Re: At Risk of sounding like a Whiner... (rebbierae)

Post by ZubenElGenubi »

Hey Becky...I'm glad you posted. No one here would think you're a "whiner"; your feelings are totally understandable. I'm sorry that your mom had to go to the hospital this way, but hopefully they'll be able to address her condition sooner and for the better. Hey, anything we can do to distract you without getting you fired...just let us know.
vibebob
Posts: 271
Joined: Sat Jul 09, 2005 10:54 pm

Post by vibebob »

No Becky, you're not a whiner. I fullly understand where you're coming from. I give you my shoulder to lean and cry on.I'm 50 and I lost my mom to cancer when I was 24 (26 years ago). My dad remarried and lost her to Alzehimers 4 years ago. I moved my dad in with me a year after she died.
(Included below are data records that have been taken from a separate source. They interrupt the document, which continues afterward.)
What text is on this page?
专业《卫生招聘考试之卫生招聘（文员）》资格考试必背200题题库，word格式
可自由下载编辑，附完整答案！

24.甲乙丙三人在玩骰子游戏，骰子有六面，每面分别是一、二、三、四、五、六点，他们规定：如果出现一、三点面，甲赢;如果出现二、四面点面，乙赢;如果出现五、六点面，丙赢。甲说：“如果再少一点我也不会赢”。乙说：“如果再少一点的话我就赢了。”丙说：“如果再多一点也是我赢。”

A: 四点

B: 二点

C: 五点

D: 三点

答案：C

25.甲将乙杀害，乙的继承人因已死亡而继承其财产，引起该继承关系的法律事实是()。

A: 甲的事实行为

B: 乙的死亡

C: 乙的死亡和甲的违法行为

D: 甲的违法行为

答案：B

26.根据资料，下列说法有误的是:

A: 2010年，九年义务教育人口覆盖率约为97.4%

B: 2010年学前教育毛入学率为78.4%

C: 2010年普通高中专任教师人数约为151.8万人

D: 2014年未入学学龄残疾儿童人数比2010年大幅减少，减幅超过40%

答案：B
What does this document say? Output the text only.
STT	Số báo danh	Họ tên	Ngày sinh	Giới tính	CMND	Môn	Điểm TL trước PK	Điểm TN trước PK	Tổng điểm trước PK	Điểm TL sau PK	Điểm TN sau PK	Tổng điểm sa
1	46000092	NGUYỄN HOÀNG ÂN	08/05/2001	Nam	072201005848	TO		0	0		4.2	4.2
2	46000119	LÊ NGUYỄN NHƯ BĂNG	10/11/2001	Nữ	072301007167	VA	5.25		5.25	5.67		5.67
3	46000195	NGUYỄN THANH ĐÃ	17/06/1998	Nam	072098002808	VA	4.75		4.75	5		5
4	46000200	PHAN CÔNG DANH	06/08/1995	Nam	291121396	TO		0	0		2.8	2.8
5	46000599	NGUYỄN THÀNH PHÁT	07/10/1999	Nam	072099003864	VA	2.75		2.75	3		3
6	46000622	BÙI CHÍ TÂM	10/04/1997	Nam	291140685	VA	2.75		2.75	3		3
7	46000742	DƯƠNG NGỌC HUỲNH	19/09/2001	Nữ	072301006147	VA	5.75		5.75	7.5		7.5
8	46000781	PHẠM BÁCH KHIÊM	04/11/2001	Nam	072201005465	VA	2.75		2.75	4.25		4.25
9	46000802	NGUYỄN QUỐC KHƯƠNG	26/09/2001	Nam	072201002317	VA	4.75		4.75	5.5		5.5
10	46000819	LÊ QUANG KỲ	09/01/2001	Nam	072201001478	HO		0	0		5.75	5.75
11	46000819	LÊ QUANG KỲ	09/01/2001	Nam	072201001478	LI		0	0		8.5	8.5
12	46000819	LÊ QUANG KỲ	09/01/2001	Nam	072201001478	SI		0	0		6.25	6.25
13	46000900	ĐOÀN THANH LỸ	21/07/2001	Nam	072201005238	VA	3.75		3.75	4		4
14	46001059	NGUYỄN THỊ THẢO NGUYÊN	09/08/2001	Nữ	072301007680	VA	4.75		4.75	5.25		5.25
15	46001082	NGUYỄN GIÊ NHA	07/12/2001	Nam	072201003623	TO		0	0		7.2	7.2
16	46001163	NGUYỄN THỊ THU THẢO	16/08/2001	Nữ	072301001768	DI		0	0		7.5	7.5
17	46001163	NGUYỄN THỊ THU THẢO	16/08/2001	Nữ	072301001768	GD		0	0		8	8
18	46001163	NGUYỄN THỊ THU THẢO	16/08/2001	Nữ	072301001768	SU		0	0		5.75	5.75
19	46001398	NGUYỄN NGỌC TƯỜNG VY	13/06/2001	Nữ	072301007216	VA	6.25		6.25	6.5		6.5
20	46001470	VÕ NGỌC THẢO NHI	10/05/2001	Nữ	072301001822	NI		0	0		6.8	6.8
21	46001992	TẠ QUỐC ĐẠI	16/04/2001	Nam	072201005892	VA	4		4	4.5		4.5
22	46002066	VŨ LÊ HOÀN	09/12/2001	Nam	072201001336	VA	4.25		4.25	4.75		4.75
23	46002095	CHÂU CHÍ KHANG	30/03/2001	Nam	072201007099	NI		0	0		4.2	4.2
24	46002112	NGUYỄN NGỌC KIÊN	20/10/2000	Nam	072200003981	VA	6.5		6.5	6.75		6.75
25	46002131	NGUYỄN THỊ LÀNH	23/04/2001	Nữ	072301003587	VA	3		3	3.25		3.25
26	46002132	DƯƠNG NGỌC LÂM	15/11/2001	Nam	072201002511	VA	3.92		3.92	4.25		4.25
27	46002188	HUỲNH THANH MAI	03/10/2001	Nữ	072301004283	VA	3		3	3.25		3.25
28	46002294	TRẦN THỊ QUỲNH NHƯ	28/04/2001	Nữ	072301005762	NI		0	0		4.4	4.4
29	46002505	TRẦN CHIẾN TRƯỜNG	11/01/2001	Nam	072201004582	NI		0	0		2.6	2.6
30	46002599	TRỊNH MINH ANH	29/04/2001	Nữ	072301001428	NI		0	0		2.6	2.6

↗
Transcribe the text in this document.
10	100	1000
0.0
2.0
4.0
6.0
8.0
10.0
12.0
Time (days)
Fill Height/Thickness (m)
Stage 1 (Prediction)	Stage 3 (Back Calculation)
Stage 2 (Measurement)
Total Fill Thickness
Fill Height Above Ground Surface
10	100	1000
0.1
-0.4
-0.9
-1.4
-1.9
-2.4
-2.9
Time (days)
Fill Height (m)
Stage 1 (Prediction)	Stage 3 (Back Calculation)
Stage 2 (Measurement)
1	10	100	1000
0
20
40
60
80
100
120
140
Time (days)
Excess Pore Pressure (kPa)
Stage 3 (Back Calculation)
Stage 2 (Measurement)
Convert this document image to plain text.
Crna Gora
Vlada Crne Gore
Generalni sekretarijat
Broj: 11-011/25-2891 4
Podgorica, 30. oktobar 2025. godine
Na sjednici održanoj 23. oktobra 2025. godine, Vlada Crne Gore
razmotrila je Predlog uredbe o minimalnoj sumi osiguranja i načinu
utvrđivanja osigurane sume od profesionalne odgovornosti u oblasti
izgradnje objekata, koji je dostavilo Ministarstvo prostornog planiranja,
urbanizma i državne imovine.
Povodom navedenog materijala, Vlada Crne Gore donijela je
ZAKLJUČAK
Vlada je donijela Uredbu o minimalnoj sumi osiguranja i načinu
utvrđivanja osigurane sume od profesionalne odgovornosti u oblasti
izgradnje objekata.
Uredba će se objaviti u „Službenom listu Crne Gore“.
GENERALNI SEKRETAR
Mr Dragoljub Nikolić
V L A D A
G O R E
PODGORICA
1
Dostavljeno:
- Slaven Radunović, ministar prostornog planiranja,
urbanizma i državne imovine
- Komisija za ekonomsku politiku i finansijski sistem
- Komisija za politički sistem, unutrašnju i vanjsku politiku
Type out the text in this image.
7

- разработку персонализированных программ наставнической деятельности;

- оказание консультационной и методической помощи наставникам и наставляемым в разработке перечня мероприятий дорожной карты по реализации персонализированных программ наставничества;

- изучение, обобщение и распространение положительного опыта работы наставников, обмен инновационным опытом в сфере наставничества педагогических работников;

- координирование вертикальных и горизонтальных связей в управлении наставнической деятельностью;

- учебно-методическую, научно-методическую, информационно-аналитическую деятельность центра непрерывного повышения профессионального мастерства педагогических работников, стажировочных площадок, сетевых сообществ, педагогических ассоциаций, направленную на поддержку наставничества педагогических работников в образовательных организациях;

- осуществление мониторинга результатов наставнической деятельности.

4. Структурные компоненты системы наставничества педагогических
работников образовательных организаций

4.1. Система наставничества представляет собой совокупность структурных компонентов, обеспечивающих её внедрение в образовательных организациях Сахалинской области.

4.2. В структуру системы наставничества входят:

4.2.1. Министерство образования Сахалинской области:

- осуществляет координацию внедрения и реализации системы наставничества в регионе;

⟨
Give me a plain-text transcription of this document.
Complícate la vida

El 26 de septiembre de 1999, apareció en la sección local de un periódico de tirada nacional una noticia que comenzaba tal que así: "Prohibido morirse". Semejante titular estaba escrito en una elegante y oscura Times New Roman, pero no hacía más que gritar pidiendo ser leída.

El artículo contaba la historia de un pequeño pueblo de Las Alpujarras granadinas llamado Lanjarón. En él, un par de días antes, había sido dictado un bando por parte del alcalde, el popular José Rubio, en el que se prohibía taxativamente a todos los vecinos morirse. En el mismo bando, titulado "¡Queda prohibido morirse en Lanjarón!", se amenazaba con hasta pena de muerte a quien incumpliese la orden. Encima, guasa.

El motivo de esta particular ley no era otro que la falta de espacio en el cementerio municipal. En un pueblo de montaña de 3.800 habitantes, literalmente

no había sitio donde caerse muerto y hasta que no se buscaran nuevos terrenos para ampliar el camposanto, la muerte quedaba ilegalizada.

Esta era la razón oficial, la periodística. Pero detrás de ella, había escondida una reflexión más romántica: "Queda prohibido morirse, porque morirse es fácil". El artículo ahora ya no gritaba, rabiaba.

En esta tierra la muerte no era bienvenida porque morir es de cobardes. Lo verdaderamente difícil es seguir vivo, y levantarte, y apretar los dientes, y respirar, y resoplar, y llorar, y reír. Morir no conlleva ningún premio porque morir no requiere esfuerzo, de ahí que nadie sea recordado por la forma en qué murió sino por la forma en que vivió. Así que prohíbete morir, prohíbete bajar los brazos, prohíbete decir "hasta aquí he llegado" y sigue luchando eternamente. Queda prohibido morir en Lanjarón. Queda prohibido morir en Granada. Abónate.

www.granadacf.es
He is 86 and I've seen his health start to slip in the last year. It is very tough to watch your parent(s) not be the same vibrant caregivers that you remember as a youth.Becky, if you ever feel the need to "whine" again, you go right ahead because we are your friends and family here at GenVibe.peace,bob
no longer a vibe owner"Peace cannot be kept by force. It can only be achieved by understanding." Albert Einstein.